Maxi processo alla mafia: stasera su Rai Storia la deposizione di BuscettaDopo l’arresto di Michele Greco, l’aula bunker di Palermo si prepara ad accogliere i grandi capi. I boss che per anni hanno controllato la città stanno per sfilare davanti ai giudici. Tra loro c’è Pippo Calò, conosciuto come “il cassiere della mafia”.

Il cassiere di Cosa Nostra prende la parola

Calò è il primo a difendersi pubblicamente. Contesta duramente le accuse mosse da Tommaso Buscetta, “il boss dei due mondi”. Intanto, l’attesa per la testimonianza del pentito cresce di ora in ora.

L’appuntamento è per stasera alle 21.10 su Rai Storia con “Maxi. Il grande processo alla mafia”. Si tratta del secondo episodio della serie che ricostruisce il celebre maxiprocesso di Palermo.

La testimonianza che ha cambiato tutto

Il 3 aprile 1986 rappresenta il momento chiave dell’intero processo. La deposizione di Buscetta viene vissuta con il fiato sospeso da tutti i protagonisti. Anche i giudici popolari seguono con estrema attenzione.

Tra loro c’è Filomena, una donna di 60 anni.
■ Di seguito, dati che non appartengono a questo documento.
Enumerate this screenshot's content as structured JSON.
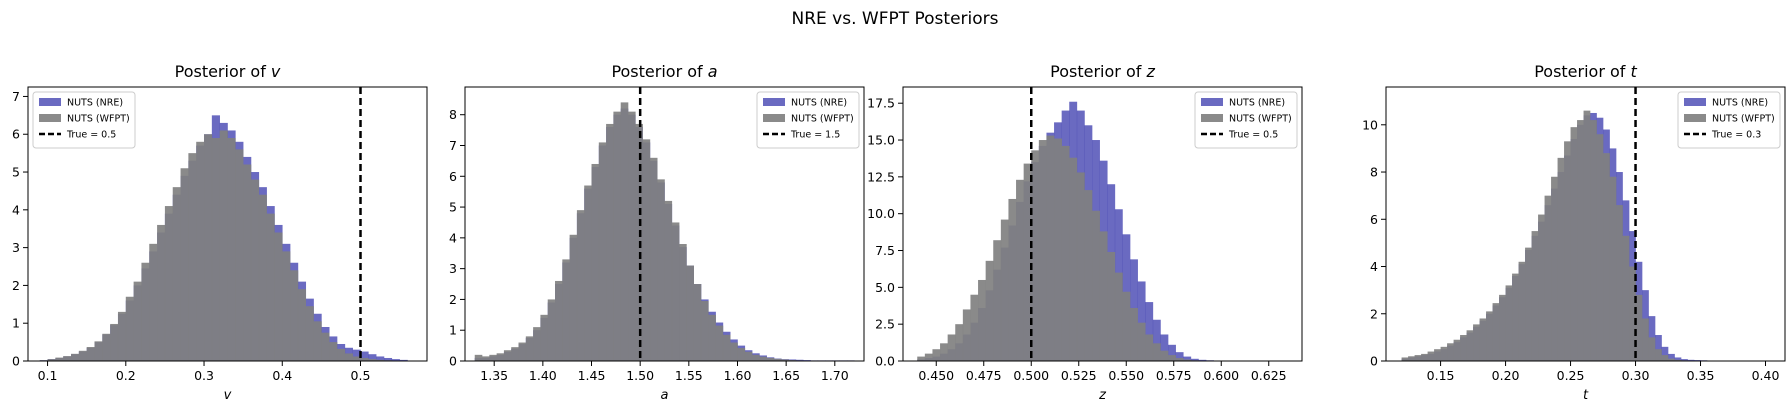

Vive il processo con particolare apprensione, consapevole della portata storica di quei giorni.

I segreti di Cosa Nostra vengono a galla

Le dichiarazioni di Tommaso Buscetta aprono uno squarcio senza precedenti. I segreti di Cosa Nostra emergono con forza davanti alla corte. Di conseguenza, il processo sembra prendere una piega favorevole all’accusa.

Questo costituisce il cuore pulsante del secondo appuntamento con la serie. L’episodio, intitolato “Il boss dei due mondi”, offre uno sguardo privilegiato su quei giorni cruciali.

Le vite parallele durante il maxiprocesso

Parallelamente alle udienze, seguiamo anche altre storie. Il giovane operatore Gianni si sta ambientando a Palermo. È soddisfatto del suo lavoro e della nuova esperienza siciliana.

Teresa, invece, appare sempre preoccupata. Ha costantemente la testa altrove, come se qualcosa la turbasse profondamente.

Il viaggio a Corleone

Franco Licitra decide di portare Gianni a Corleone. Vuole raccontare gli orrori di cui la mafia è stata capace. Il paese è il feudo dei due grandi boss latitanti: Totò Riina e Bernardo Provenzano.

Da lì realizza un servizio giornalistico di forte impatto. Le immagini documentano la realtà di un territorio sottomesso alla criminalità organizzata.

La strategia difensiva prende forma

Gli avvocati difensori, come Federico Marsalis, studiano attentamente la strategia. Devono arginare l’impatto devastante delle dichiarazioni di Buscetta. Marsalis annuncia a Franco che molti imputati chiederanno il confronto diretto con il pentito.

Tuttavia, il giornalista ha anche altro a cui pensare. Trova infatti una sorpresa inattesa nella sua automobile. Un elemento che aggiunge ulteriore tensione alla narrazione.

La puntata di stasera promette di mantenere alta l’attenzione. Ripercorre uno dei momenti più significativi della storia giudiziaria italiana.